2014-12-22 11:08:00

Österreich: „Wir dürfen nicht alles, was wir können"


Kardinal Christoph Schönborn hat einmal mehr an die Politik appelliert, beim Gesetz zur Fortpflanzungsmedizin zu bremsen und es nicht in der derzeit geplanten Form in Kraft treten zu lassen. Das Gesetz sei ein Dammbruch, so der Vorsitzende der Bischofskonferenz im „Kathpress"-Gespräch. Schönborn: „Wir dürfen nicht alles, was wir können." Statt „Husch-Pfusch" brauche es eine breite Diskussion, forderte Schönborn. Schließlich gehe es hier um Grundfragen des Menschenbildes und der Humanität.

Die Gesellschaft habe die Tendenz, dass sie Minderheitenprobleme zu Großthemen mache. Jener Personenkreis, der von der Fortpflanzungsmedizin betroffen ist, sei gesamtgesellschaftlich gesehen im Promillebereich. Dafür würden unheimliche technische Aufwendungen getroffen, während es weltweit viel dringlichere Probleme gebe. Freilich sei hier sehr viel Geld im Spiel. In der Debatte würden beispielsweise die wirtschaftlichen Interessen einiger Befürworter des Gesetzes völlig ausgeblendet, wie auch die mit der In-vitro-Fertilisation verbundenen medizinischen Risiken. Hier stelle sich schon die Frage, ob hinter dem geplanten Gesetz wohl nicht mehr handfeste ökonomische Gründe stünden als der humanitäre Wunsch, Menschen bei ihrem Kinderwunsch zu unterstützen. Das geplante Gesetz sei jedenfalls ein ethischer „Dammbruch“, so Schönborn: „Wir dürfen nicht alles, was wir können."

Der Widerstand, der sich gegen das neue Gesetz manifestiert, sei keine konfessionelle Engstirnigkeit einiger Katholiken, sondern viel breiter angelegt. Nachsatz: Erstmals würden alle katholischen Organisationen in seltener Eintracht gemeinsam gegen eine gesellschaftliche Entwicklung auftreten.

Verfassungsrechtliches Euthanasieverbot

Schönborn bekräftigte einmal mehr die Forderung der katholischen Bischöfe, das Verbot der Sterbehilfe in der Verfassung zu verankern. Damit werde ein deutliches Zeichen gesetzt, „dass Euthanasie mit den elementarsten Menschenrechten nicht vereinbar ist", so der Kardinal wörtlich. Euthanasie sei klar die Tötung eines Menschen, wie auch die Abtreibung.

Die bei der Abtreibung gewährte Straffreistellung habe sich bei vielen Menschen zu einem gefühlten Rechtsanspruch gewandelt.
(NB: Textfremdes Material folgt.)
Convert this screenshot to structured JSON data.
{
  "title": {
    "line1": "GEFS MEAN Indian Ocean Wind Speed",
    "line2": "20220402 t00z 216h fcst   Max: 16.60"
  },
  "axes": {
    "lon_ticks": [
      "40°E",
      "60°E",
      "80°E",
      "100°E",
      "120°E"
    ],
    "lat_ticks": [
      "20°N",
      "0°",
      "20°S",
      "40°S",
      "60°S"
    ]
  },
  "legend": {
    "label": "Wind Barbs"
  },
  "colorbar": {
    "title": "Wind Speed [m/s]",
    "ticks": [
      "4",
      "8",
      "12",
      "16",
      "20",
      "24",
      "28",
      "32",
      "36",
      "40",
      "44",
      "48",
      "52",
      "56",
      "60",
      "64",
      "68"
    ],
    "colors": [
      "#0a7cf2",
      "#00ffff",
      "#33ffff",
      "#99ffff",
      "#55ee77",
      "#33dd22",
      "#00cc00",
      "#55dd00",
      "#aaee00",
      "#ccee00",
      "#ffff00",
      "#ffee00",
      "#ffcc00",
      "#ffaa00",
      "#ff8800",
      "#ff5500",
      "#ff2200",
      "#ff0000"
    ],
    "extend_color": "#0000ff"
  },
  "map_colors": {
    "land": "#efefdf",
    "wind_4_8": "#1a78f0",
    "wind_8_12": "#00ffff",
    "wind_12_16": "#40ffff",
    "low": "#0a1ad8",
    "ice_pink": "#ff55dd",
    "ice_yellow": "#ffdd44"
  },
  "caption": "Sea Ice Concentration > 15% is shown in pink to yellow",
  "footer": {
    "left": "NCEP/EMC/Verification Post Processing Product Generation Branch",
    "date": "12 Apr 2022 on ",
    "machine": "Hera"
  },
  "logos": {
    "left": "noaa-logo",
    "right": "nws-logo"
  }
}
Der gleiche Prozess sei auch im Fall des Erlaubens von Euthanasie zu befürchten. So werde dann wohl auch das Töten am Ende des Lebens bald als selbstverständliches Recht empfunden, warnte Schönborn: „Ein Dammbruch ist bereits passiert, gegen einen weiteren wehren wir uns."

Dass Senioren in den Niederlanden in Pflegeheime in Deutschland drängen, weil sie Angst davor haben, in ihrem Heimatland getötet zu werden, sei eine Entwicklung, die er für Österreich nicht wolle, so der Kardinal.

Familie hat Zukunft

Auf die vatikanische Familiensynode angesprochen, betonte der Wiener Erzbischof: „Ehe und Familie sind eine unglaubliche Erfolgsgeschichte und werden es auch in Zukunft sein." Es handle sich dabei um die „Urform menschlichen Zusammenlebens". Durch die erste vorbereitende vatikanische Familiensynode im vergangenen Herbst sei ihm bewusst geworden, so der Kardinal, dass die Kirche sich zuletzt zu sehr auf Ehe- und Familienprobleme konzentriert habe. Bei allen Schwierigkeiten müsse man stärker den Fokus darauf richten, „was Familien heute alles leisten". Er sei sehr froh, so Schönborn, dass Papst Franziskus genau darauf bei der kommenden Synode das Hauptaugenmerk richten wolle. Die bevorstehende ordentliche Synodenversammlung tagt vom 4. bis 25. Oktober 2015 zum Thema „Berufung und Mission der Familie in der Kirche und der heutigen Welt".

Die Familie, und dazu zähle er auch Patchwork Familien, werde künftig eine enorm wichtige Rolle spielen, zeigte sich Schönborn überzeugt. Der Sozialstaat werde viele Aufgaben nicht mehr erfüllen können, der Familie als solidarischer Gemeinschaft werde große Bedeutung zukommen. Singles würden es künftig hingegen viel schwerer haben.